Finding the distance traveled by a steamer

[green-beans]

Homework Statement

A steamer starts from rest, the engine exerting a constant propelling force Mf, where M is the mass of the steamer. The resistance of the steamer is assumed to vary as the square of the speed. Show that the distance x traveled in time t is:
x = (V^2 /f) ln cosh (f*t/V ) where V is the full speed of the steamer.

Homework Equations

The Attempt at a Solution

I am not sure whether I understood what is happening in this system correctly but I got the following equation:
Mf - v²M = Ma
f - v² = a
Then, I tried solving it to find x(v) and I obtained:
x = 1/2 ln({f}/{f-V²})
I got a similar expression for v(t):
t = arcsin (V/√f)
But then I am not sure how one an obtain an expression with all three variables in it (i.e. x, V and t)

Thank you in advance!

 

[PeroK]

Homework Statement

A steamer starts from rest, the engine exerting a constant propelling force Mf, where M is the mass of the steamer. The resistance of the steamer is assumed to vary as the square of the speed. Show that the distance x traveled in time t is:
x = (V^2 /f) ln cosh (f*t/V ) where V is the full speed of the steamer.

Homework Equations

The Attempt at a Solution

I am not sure whether I understood what is happening in this system correctly but I got the following equation:
Mf - v²M = Ma
f - v² = a
Then, I tried solving it to find x(v) and I obtained:
x = 1/2 ln({f}/{f-V²})
I got a similar expression for v(t):
t = arcsin (V/√f)
But then I am not sure how one an obtain an expression with all three variables in it (i.e. x, V and t)

Thank you in advance!

Your first two problems are

1) You assumed that the resistance force was $Mv^2$. This is not stated in the problem. It will be $kv^2$ for some constant $k$.

2) You didn't calculate $V$, which is the terminal velocity. It seems that you may be confusing $V$ with the instantaneous velocity $v(t)$

Your dodgy latex isn't helping. These problems are too complicated to try to work with almost unreadable expressions. Try copying some proper latex from other posts.

 

[PeroK]

Let me help you with the latex. You are trying to show: $x(t) = \frac{V^2}{f} \ln (\cosh(\frac{ft}{V}))$

Or, if you want to separate the expression use $ signs:$$x(t) = \frac{V^2}{f} \ln (\cosh(\frac{ft}{V}))$$

If you reply to this, you'll get the latex and you can edit it.

 

[green-beans]

Let me help you with the latex. You are trying to show: $x(t) = \frac{V^2}{f} \ln (\cosh(\frac{ft}{V}))$

Or, if you want to separate the expression use $ signs:$$x(t) = \frac{V^2}{f} \ln (\cosh(\frac{ft}{V}))$$

If you reply to this, you'll get the latex and you can edit it.

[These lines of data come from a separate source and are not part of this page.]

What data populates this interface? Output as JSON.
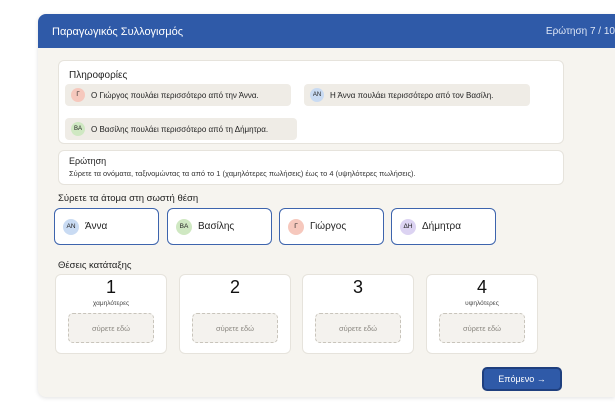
{
  "header": {
    "title": "Παραγωγικός Συλλογισμός",
    "progress": "Ερώτηση 7 / 10"
  },
  "info": {
    "heading": "Πληροφορίες",
    "facts": [
      {
        "initials": "Γ",
        "text": "Ο Γιώργος πουλάει περισσότερο από την Άννα.",
        "color": "#f6c8bd"
      },
      {
        "initials": "ΑΝ",
        "text": "Η Άννα πουλάει περισσότερο από τον Βασίλη.",
        "color": "#c9dbf3"
      },
      {
        "initials": "ΒΑ",
        "text": "Ο Βασίλης πουλάει περισσότερο από τη Δήμητρα.",
        "color": "#cfe8c2"
      }
    ]
  },
  "question": {
    "title": "Ερώτηση",
    "text": "Σύρετε τα ονόματα, ταξινομώντας τα από το 1 (χαμηλότερες πωλήσεις) έως το 4 (υψηλότερες πωλήσεις)."
  },
  "drag_instruction": "Σύρετε τα άτομα στη σωστή θέση",
  "people": [
    {
      "initials": "ΑΝ",
      "name": "Άννα",
      "color": "#c9dbf3"
    },
    {
      "initials": "ΒΑ",
      "name": "Βασίλης",
      "color": "#cfe8c2"
    },
    {
      "initials": "Γ",
      "name": "Γιώργος",
      "color": "#f6c8bd"
    },
    {
      "initials": "ΔΗ",
      "name": "Δήμητρα",
      "color": "#dcd3f2"
    }
  ],
  "ranking": {
    "title": "Θέσεις κατάταξης",
    "slots": [
      {
        "number": "1",
        "sub": "χαμηλότερες",
        "placeholder": "σύρετε εδώ"
      },
      {
        "number": "2",
        "sub": "",
        "placeholder": "σύρετε εδώ"
      },
      {
        "number": "3",
        "sub": "",
        "placeholder": "σύρετε εδώ"
      },
      {
        "number": "4",
        "sub": "υψηλότερες",
        "placeholder": "σύρετε εδώ"
      }
    ]
  },
  "next_button": "Επόμενο →",
  "colors": {
    "accent": "#2f5aa8",
    "background": "#f6f4ef"
  }
}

I apologise for my poor formatting and thank you - I managed to get the needed expression! However, I was also wondering if I was to find the further distance traveled by a steamer before it comes to rest given its engines are reversed when traveling at full speed, will the equation of motion be as follows:
-kv² - Mf = Ma?
It is just I thought when its engine is reversed, the steamer will still be traveling in positive direction until it comes to rest and the only force that will change its direction is the propelling force produced by the engine.
If the expression is correct, to find the distance I will need to consider x from x=0 to x=X and v from v=V (full speed) to v=0, if I understand this correctly?

 

[PeroK]

I apologise for my poor formatting and thank you - I managed to get the needed expression! However, I was also wondering if I was to find the further distance traveled by a steamer before it comes to rest given its engines are reversed when traveling at full speed, will the equation of motion be as follows:
-kv² - Mf = Ma?
It is just I thought when its engine is reversed, the steamer will still be traveling in positive direction until it comes to rest and the only force that will change its direction is the propelling force produced by the engine.
If the expression is correct, to find the distance I will need to consider x from x=0 to x=X and v from v=V (full speed) to v=0, if I understand this correctly?

Yes, I would assume that the retarding force would be the full engine force plus the velocity related force. And, yes, the steamer will be close enough to $V$ to take that as the initial speed.

Did you manage to solve the first part?

 

[green-beans]

Yes, I would assume that the retarding force would be the full engine force plus the velocity related force. And, yes, the steamer will be close enough to $V$ to take that as the initial speed.

Did you manage to solve the first part?

Yes, I did! After hours of rechecking my work and finding some stupid arithmetic mistakes ! It was painful but I got the result. Thank you so much for your help!